|
|
|
|
|
by jakequist
2683 days ago
|
|
I've felt your pain. So much so that I took 6 months off and put a lot of groundwork into starting a company that would solve this problem. But in the end, I decided to abandon it. I realized that in order to be 10x better than the alternatives, I was going to need to solve some very tricky AI problems. For example, acurately deduplicating a customer record "John Doe" vs "Johnathon Doe" is not straightforward. Maybe it's two different people?. Maybe it's just a spelling mismatch? The system must have a great deal of context to accurately determine if the data is indeed duplicated. And even if it does, perhaps there's a perfectly good reason for the spelling mismatch. (e.g. perhaps one table is his preferred name, while the other is just referential, etc). In the end, deduplication often comes down to the requirements of the company and it's hard to generalize.
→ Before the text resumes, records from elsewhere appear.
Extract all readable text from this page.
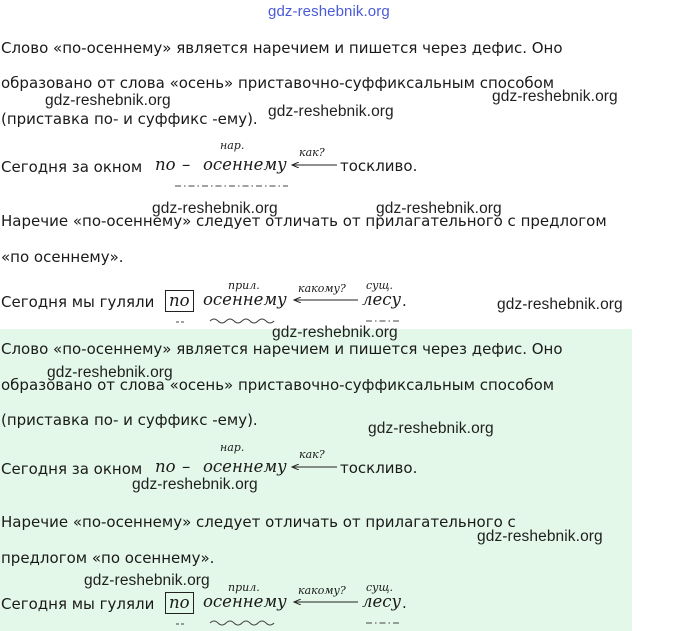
gdz-reshebnik.org
Слово «по-осеннему» является наречием и пишется через дефис. Оно
образовано от слова «осень» приставочно-суффиксальным способом
(приставка по- и суффикс -ему).
Сегодня за окном по – осеннему
нар.
как?
тоскливо.
Наречие «по-осеннему» следует отличать от прилагательного с предлогом
«по осеннему».
Сегодня мы гуляли по осеннему	лесу .
прил.	какому? сущ.
Слово «по-осеннему» является наречием и пишется через дефис. Оно
образовано от слова «осень» приставочно-суффиксальным способом
(приставка по- и суффикс -ему).
Сегодня за окном по – осеннему
нар.
как?
тоскливо.
Наречие «по-осеннему» следует отличать от прилагательного с
предлогом «по осеннему».
Сегодня мы гуляли по осеннему	лесу .
прил.	какому? сущ.
gdz-reshebnik.org
gdz-reshebnik.org
gdz-reshebnik.org
gdz-reshebnik.org	gdz-reshebnik.org
gdz-reshebnik.org
gdz-reshebnik.org
gdz-reshebnik.org
gdz-reshebnik.org
gdz-reshebnik.org
gdz-reshebnik.org
gdz-reshebnik.org
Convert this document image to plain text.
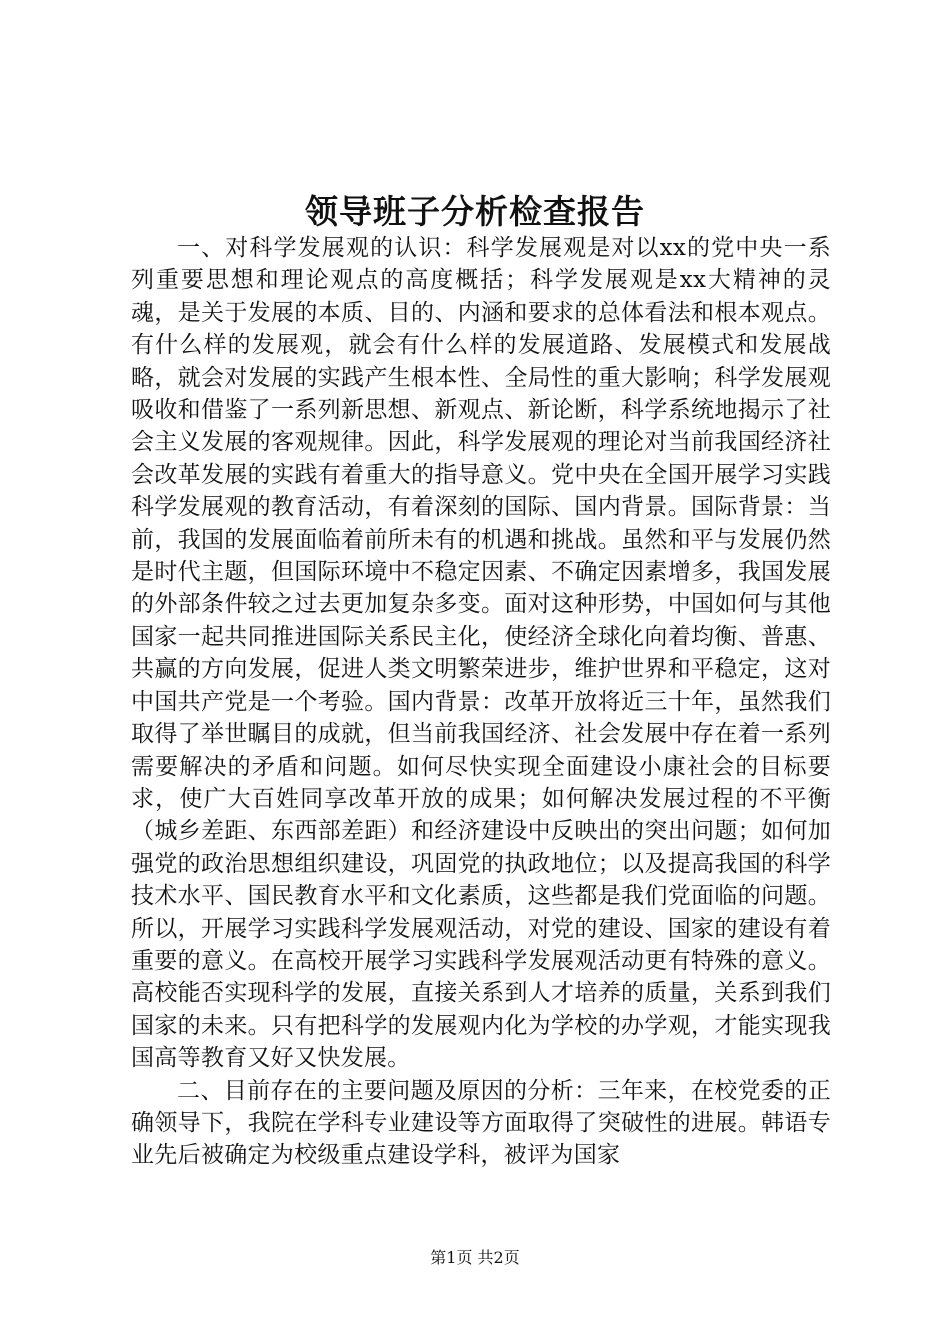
领导班子分析检查报告

一、对科学发展观的认识：科学发展观是对以xx的党中央一系列重要思想和理论观点的高度概括；科学发展观是xx大精神的灵魂，是关于发展的本质、目的、内涵和要求的总体看法和根本观点。有什么样的发展观，就会有什么样的发展道路、发展模式和发展战略，就会对发展的实践产生根本性、全局性的重大影响；科学发展观吸收和借鉴了一系列新思想、新观点、新论断，科学系统地揭示了社会主义发展的客观规律。因此，科学发展观的理论对当前我国经济社会改革发展的实践有着重大的指导意义。党中央在全国开展学习实践科学发展观的教育活动，有着深刻的国际、国内背景。国际背景：当前，我国的发展面临着前所未有的机遇和挑战。虽然和平与发展仍然是时代主题，但国际环境中不稳定因素、不确定因素增多，我国发展的外部条件较之过去更加复杂多变。面对这种形势，中国如何与其他国家一起共同推进国际关系民主化，使经济全球化向着均衡、普惠、共赢的方向发展，促进人类文明繁荣进步，维护世界和平稳定，这对中国共产党是一个考验。国内背景：改革开放将近三十年，虽然我们取得了举世瞩目的成就，但当前我国经济、社会发展中存在着一系列需要解决的矛盾和问题。如何尽快实现全面建设小康社会的目标要求，使广大百姓同享改革开放的成果；如何解决发展过程的不平衡（城乡差距、东西部差距）和经济建设中反映出的突出问题；如何加强党的政治思想组织建设，巩固党的执政地位；以及提高我国的科学技术水平、国民教育水平和文化素质，这些都是我们党面临的问题。所以，开展学习实践科学发展观活动，对党的建设、国家的建设有着重要的意义。在高校开展学习实践科学发展观活动更有特殊的意义。高校能否实现科学的发展，直接关系到人才培养的质量，关系到我们国家的未来。只有把科学的发展观内化为学校的办学观，才能实现我国高等教育又好又快发展。

二、目前存在的主要问题及原因的分析：三年来，在校党委的正确领导下，我院在学科专业建设等方面取得了突破性的进展。韩语专业先后被确定为校级重点建设学科，被评为国家

第1页 共2页
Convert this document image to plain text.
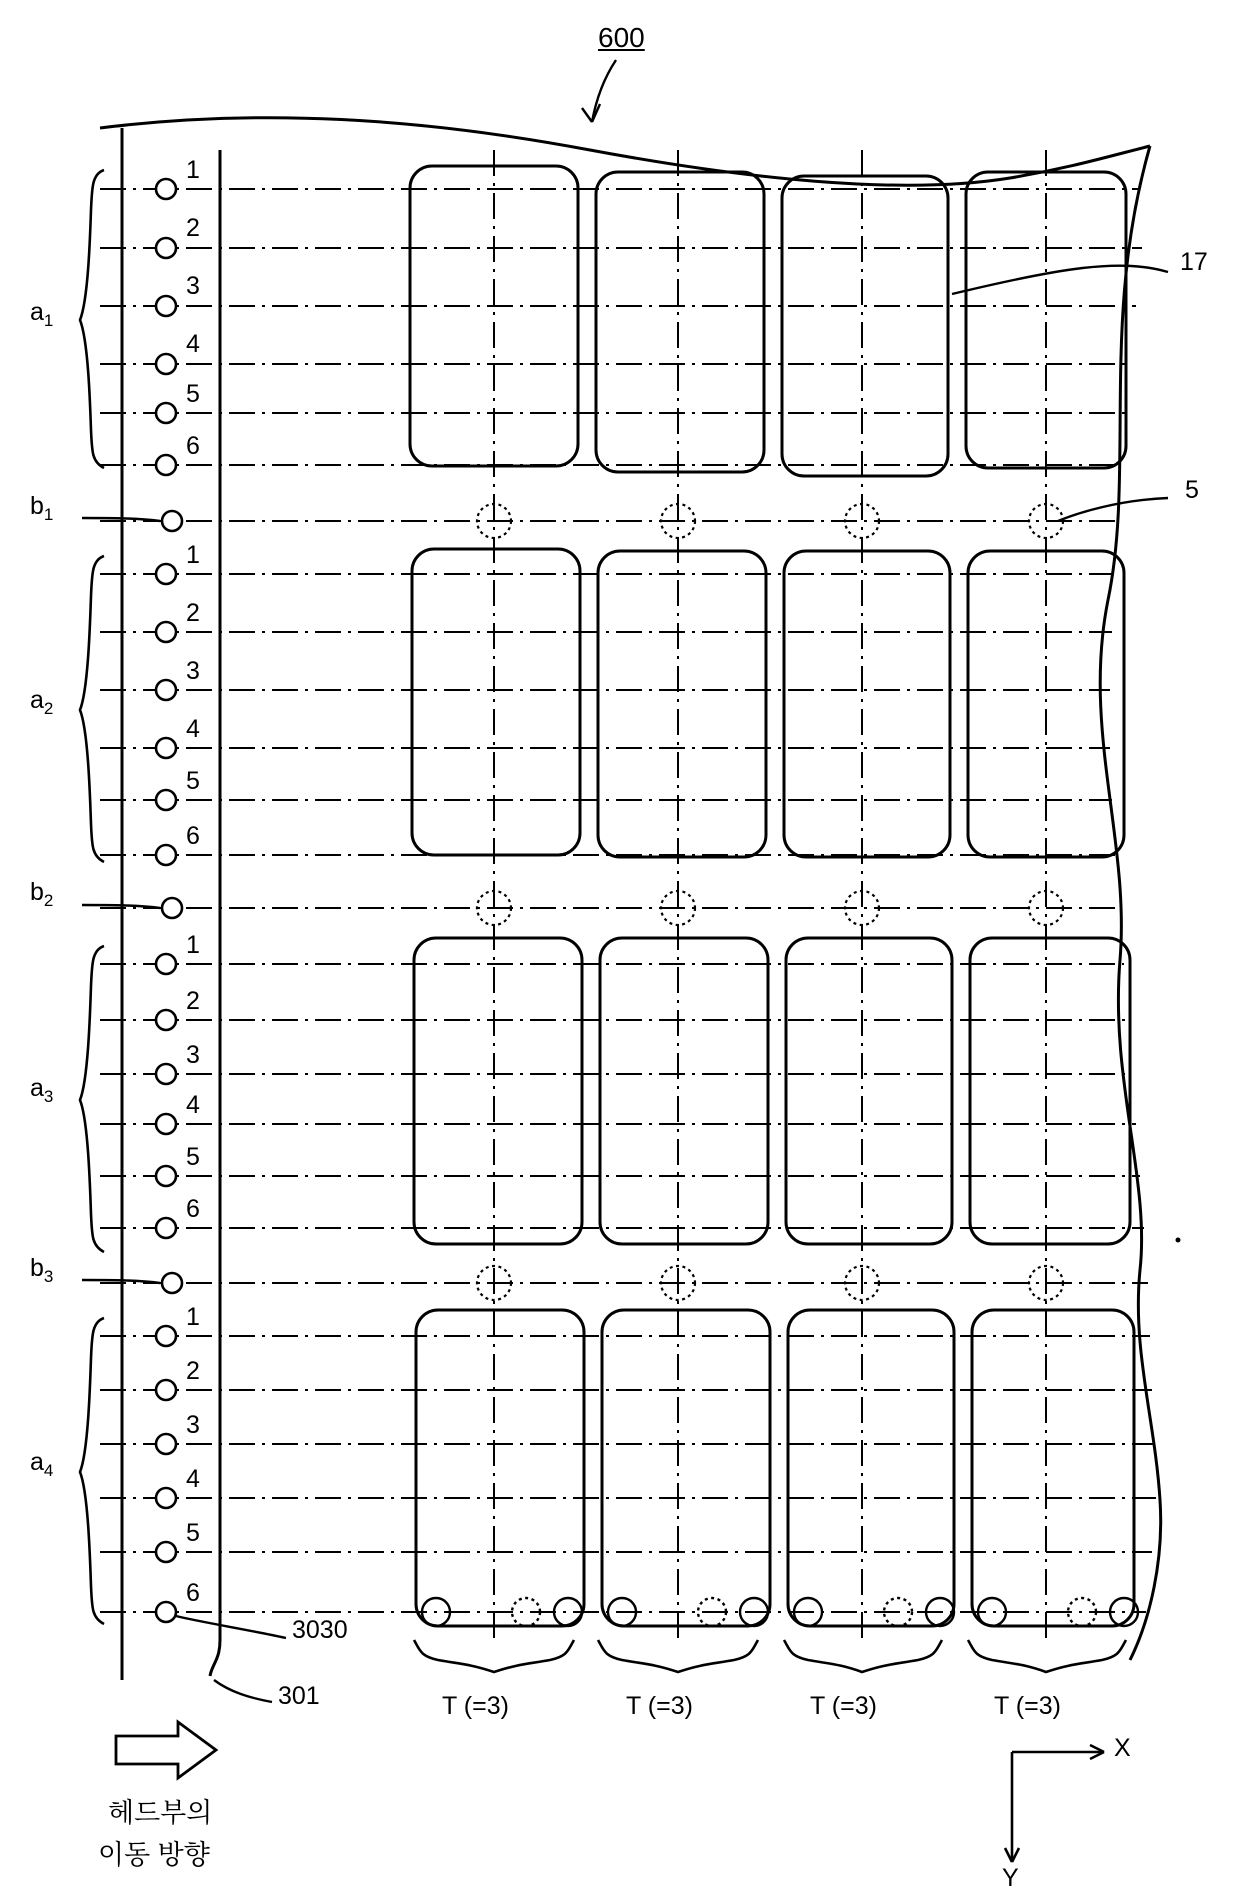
600
17
5
3030
301
$a_1$
$b_1$
$a_2$
$b_2$
$a_3$
$b_3$
$a_4$
1
2
3
4
5
6
1
2
3
4
5
6
1
2
3
4
5
6
1
2
3
4
5
6
T (=3)	T (=3)	T (=3)	T (=3)
헤드부의
이동 방향
X
Y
I think there's space in the market for this kind of business, but it'll be a slog. Unless you have a 10x solution (i.e. super AI), you'll be competing with the likes of Trifacta, etc. And it's hard to compete with that kind of sales force. Really good question. Thanks for posting. |
|
I think the question is about line of business software and issues there are very different.
For instance there is a literature on record matching and good techniques exist, but without an exception handling workflow you don't have a way to deal with the unusual cases the code works up.
I would love to talk and share notes about what you did.